Müellifi : İbn ARABÎ (1165-1240)
Çeviri : Ekrem DEMİRLİ
Yayınevi : Hayykitap Yayınları – İstanbul – 0212
352 00 50
Yansıtan : Hamdi CENİK
www.sufizmveinsan.com
Yedinci Bölüm:
İYİ VE KÖTÜ
HUYLAR KARŞISINDA İNSAN:
Biri malının çokluğuyla yoksul bilgiliden sadece daha
zengin olabilir. Binaenaleyh kişi diğerinden ancak
erdemlerinin fazlalığıyla üstün olabilir.
İnsan güzel huyları ve iyi alışkanlıklarının yanı sıra
zenginlik ve servet sahibi olsa, yoksul bir erdemliden
daha üstün olurdu. (72)
Düşünme Gücünü
Güçlendirme:
Ahlakı güzelleştirip öfke ve arzu gücünü sindirmenin
yegâne yolu, düşünen nefsi güçlendirmektir.
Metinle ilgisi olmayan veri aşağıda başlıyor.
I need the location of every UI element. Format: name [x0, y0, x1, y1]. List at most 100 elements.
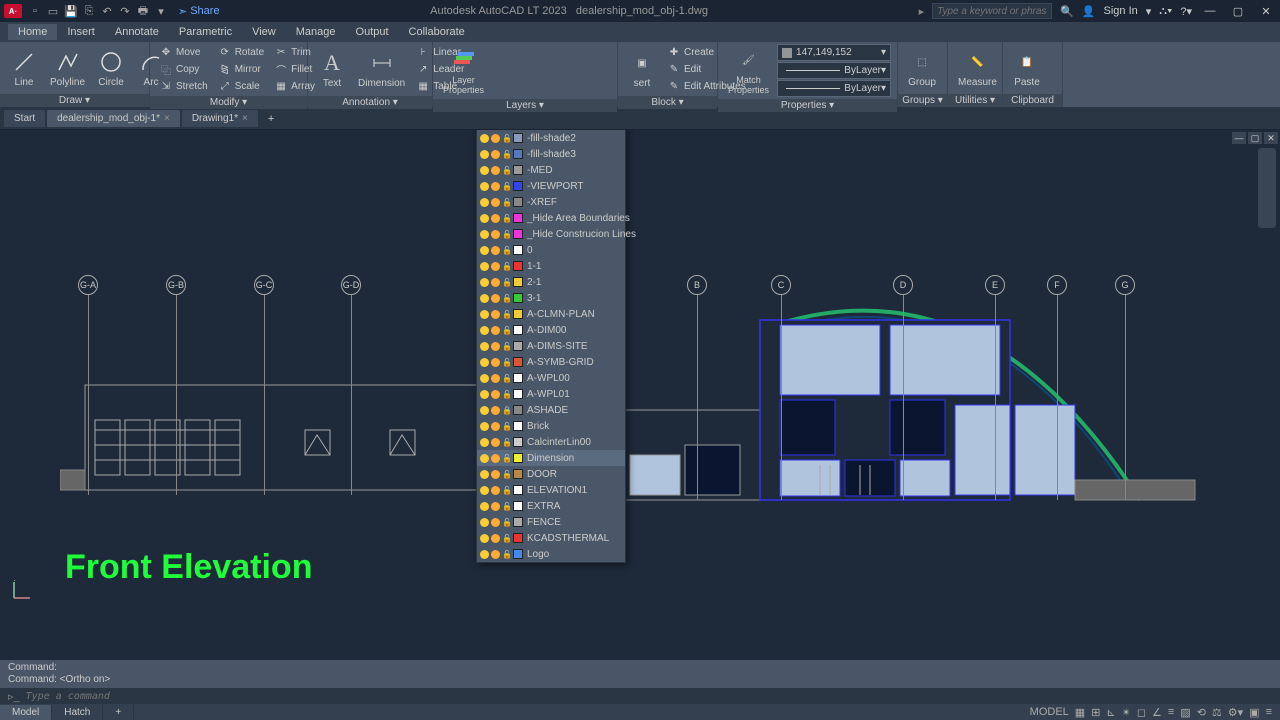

Çünkü diğer
güçlerin yönetimi ve idaresi düşünen nefs sayesinde
gerçekleşir.
Düşünen nefs güçlenir ve sahibinde yerleşik hale
gelirse, insana diğer iki gücünü (öfke ve arzulayan
gücü) yönetme imkanı verir, nefsini bütün çirkin
davranışlardan alıkoyar. BU sayede insan, sürekli güzel
huylarla bezenir. (83)
Düşünen nefsin erdemlerinin başında aklî ilimler,
özellikle de soyut ve teorik ilimler gelir. İnsan aklî
ilimlerle uğraşırsa nefsinin değeri artar, himmeti
yükselir, düşüncesi güçlenir, nefsine hâkim hale gelir,
huylarını kontrol eder ve onları düzeltme gücü kazanır.
Bu durumda
doğası kendisine boyun eğer,
onu ıslah etmesi mümkün olur; öfke ve arzu güçleri
kendisine kulak verir, bu iki gücü sindirmesi ve boyun
eğdirmesi kolaylaşır. (83,84)
Yetkin (Olgun) İnsan:
Tam
ve yetkin insan bütün erdemlere sahip olan ve herhangi
bir erdemsizliğe arzu duymayan kimse demektir. İnsanın
böyle bir duruma ulaşması pek nadir gerçekleşir. Böyle
bir seviyeye ulaştığında ise insanlardan daha çok
meleklere benzer hale gelir. (90)
Sıradan İnsanların
Yetkinliğe Ulaşma Yöntemi:
İnsan ilgilerini gerçek ilimleri incelemeye vermelidir.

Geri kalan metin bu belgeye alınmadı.